The same Occupy Wall Street PR geniuses that ruined your morning commute and kept you awake with 24-hour drum circles have invented yet another way to make public life unpleasant in the name of class warfare. They’re calling it “Occupy Black Friday,” and it’s exactly what it sounds like:
The website encourages occupation or simple boycotting of retailers. The group cites a connection between fourth quarter profits for retailers, credit card usage and the stock market as being the source for the protests on the Friday after Thanksgiving. …
In addition to encouraging site visitors to not spend money on Friday, the website encourages occupation, and “Occupy” protesters typically have featured sit-ins, on-site camping, slogan cheering and sign-waving as their modes of protest.
The stores targeted by the protest include Abercrombie & Fitch, the Burlington Coat Factory, Neiman Marcus, Toys R’Us, and Wal-Mart. Noticeably absent from the list? A certain discount men’s suit retailer that usually has massive Black Friday sales.

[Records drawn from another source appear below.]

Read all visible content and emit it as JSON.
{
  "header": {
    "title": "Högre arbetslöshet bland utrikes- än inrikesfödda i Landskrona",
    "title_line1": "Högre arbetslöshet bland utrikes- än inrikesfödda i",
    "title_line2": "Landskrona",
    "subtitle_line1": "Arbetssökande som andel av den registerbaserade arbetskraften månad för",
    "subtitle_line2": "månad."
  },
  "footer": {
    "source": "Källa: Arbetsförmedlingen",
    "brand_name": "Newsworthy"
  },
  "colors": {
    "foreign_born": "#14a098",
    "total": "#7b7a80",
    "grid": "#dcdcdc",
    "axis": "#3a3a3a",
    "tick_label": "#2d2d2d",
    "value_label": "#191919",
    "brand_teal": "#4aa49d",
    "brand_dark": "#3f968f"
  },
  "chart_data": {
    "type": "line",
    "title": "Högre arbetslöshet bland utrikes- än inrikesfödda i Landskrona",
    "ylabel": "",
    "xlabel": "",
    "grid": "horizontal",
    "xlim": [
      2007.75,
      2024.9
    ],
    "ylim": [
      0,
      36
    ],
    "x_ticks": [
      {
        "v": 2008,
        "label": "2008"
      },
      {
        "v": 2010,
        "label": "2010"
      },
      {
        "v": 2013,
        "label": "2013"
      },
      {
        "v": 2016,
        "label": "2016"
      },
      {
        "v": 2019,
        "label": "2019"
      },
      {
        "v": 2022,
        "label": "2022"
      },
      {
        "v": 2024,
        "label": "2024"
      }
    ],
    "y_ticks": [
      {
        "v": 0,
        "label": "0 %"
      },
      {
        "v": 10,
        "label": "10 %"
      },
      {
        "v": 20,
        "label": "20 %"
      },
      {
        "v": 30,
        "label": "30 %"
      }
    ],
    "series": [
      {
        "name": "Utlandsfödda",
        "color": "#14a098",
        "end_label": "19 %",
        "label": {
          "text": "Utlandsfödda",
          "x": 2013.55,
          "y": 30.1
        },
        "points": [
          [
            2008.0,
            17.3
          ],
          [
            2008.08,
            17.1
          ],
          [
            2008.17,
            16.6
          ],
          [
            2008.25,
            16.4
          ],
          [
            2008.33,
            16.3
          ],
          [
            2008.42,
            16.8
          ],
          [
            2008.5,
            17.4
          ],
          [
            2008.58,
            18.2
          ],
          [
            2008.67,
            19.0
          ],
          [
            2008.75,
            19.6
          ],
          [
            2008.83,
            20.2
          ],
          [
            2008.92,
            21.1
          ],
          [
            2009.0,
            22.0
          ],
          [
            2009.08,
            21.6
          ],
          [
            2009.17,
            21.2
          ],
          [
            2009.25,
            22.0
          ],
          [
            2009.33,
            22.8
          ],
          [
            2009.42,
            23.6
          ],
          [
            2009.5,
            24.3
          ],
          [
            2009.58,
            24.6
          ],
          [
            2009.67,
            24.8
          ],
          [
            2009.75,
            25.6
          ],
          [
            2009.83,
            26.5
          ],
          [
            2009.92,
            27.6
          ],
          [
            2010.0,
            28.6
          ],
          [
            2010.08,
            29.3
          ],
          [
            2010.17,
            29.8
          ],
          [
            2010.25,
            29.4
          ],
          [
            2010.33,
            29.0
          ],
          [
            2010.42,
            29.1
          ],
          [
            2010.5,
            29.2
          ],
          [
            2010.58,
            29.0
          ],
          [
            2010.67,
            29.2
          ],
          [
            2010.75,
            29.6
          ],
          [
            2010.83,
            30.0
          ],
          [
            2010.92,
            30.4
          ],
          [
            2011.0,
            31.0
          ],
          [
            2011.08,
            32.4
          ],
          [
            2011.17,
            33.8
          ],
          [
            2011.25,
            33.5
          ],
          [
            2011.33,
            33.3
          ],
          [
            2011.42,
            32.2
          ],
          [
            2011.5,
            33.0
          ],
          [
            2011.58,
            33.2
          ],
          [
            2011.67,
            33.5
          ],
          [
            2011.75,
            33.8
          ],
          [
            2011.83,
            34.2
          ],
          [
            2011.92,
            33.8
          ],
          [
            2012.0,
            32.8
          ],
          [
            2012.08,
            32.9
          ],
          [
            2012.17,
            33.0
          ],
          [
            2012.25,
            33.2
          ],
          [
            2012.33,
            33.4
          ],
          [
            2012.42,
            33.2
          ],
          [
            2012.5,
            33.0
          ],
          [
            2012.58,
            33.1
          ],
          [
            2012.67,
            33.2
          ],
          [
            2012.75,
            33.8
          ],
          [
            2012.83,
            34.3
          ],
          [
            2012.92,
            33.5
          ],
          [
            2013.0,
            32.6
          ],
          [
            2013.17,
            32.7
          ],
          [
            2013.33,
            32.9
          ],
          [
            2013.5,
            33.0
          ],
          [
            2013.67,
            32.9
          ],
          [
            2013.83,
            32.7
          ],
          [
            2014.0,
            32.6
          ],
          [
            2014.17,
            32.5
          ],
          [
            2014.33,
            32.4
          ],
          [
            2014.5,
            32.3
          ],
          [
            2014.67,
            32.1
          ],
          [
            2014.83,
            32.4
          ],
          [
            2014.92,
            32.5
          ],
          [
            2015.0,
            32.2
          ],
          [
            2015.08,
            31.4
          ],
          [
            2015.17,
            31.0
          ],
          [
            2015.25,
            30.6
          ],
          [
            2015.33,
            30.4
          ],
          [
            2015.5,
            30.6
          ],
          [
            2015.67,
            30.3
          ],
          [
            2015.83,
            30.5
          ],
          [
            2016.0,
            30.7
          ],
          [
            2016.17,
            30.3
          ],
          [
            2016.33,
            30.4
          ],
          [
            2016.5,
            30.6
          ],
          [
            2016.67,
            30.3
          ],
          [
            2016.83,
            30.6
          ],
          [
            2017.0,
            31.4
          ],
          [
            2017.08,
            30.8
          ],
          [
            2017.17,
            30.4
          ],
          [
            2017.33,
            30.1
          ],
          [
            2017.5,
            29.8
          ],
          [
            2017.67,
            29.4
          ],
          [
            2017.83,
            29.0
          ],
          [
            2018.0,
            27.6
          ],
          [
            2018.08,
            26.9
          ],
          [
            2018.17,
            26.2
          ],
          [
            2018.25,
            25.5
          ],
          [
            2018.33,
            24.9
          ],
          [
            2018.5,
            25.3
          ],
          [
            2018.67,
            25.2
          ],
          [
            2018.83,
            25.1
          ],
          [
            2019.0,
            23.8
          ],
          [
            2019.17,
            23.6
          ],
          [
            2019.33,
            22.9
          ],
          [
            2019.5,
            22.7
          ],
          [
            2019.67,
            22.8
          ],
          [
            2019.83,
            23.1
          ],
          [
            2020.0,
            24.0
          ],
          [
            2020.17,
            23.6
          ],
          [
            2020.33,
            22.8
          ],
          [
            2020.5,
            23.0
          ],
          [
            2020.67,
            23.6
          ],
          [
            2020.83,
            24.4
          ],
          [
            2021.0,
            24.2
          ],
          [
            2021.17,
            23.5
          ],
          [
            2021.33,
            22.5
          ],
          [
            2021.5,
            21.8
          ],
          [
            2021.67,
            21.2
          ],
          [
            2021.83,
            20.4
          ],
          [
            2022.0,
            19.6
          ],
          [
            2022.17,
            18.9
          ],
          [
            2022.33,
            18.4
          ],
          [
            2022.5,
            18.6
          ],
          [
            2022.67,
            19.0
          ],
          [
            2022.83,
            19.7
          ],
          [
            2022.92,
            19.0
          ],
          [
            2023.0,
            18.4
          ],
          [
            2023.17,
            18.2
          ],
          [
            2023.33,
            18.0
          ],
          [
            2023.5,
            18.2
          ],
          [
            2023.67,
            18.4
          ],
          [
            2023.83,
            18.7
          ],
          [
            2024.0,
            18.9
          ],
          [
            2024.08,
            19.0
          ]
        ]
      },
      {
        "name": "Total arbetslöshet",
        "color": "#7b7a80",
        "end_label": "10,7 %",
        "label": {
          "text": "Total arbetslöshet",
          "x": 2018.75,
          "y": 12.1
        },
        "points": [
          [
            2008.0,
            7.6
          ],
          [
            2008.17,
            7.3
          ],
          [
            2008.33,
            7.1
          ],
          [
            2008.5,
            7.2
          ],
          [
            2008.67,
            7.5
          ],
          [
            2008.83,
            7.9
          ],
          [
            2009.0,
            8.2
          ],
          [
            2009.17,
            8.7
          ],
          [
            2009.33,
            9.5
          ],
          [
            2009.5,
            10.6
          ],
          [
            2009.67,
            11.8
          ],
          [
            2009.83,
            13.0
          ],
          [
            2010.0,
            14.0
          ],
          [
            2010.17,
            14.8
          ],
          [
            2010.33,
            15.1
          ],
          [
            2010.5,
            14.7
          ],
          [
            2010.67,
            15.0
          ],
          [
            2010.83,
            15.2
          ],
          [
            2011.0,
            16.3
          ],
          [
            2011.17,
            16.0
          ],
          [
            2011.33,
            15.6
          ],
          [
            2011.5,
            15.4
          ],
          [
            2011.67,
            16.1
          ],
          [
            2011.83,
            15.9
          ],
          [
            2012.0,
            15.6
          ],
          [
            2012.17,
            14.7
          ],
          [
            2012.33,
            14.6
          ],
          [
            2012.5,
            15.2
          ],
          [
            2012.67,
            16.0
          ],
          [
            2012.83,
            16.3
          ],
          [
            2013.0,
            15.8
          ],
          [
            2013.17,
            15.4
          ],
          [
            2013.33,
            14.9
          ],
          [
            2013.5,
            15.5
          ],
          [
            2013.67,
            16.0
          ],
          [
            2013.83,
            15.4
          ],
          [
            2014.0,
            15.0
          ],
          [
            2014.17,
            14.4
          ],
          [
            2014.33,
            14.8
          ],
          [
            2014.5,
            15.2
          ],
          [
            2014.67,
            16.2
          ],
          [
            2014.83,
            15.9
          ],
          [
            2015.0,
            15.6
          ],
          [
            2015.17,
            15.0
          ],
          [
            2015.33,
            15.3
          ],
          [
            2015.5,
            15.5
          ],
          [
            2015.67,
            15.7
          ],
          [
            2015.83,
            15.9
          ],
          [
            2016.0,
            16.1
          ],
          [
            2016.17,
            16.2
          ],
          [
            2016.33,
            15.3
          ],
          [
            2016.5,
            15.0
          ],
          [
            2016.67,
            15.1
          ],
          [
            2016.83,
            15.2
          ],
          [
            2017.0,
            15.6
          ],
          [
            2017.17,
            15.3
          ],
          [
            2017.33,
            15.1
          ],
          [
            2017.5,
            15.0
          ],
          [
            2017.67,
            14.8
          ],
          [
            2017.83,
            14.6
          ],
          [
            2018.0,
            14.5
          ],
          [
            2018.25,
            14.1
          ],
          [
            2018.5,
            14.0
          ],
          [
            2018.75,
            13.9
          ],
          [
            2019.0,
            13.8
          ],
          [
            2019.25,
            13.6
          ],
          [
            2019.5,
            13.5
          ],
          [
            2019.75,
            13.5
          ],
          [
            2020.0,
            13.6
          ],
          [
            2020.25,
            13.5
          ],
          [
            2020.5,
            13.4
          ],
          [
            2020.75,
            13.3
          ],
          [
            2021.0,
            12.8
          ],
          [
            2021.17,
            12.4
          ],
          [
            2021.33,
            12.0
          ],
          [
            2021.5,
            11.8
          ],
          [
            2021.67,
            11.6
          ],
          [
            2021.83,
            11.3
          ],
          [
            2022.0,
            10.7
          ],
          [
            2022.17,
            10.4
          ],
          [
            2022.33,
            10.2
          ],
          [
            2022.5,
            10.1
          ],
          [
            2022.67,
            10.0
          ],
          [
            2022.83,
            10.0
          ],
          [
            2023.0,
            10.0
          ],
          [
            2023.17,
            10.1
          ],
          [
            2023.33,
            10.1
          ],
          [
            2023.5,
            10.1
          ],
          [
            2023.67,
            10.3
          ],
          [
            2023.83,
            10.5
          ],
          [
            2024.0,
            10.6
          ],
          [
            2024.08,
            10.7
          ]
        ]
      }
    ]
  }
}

Meanwhile, some businesses are already bracing for the impact:
Businesses near Occupy Seattle on Capitol Hill say the protesters need to clean up their act and businesses near Westlake Park are worried demonstrators might ruin their Black Friday.
At least 150 Capitol Hill businesses have sent a letter to Occupy Seattle, which is currently occupying the south end of Seattle Central Community College. They say the camp is a health and safety risk, and they want the protesters to clean it up.
The Occupy movement probably thinks it’s sticking it to the man with this protest, but it’s actually the local stores and their employees who are going to get hit with any of the fallout. Poor sales mean more layoffs after the holiday season. Yet more evidence that the Occupy Wall Street movement isn’t actually interested in combating unemployment and advocating for the middle class.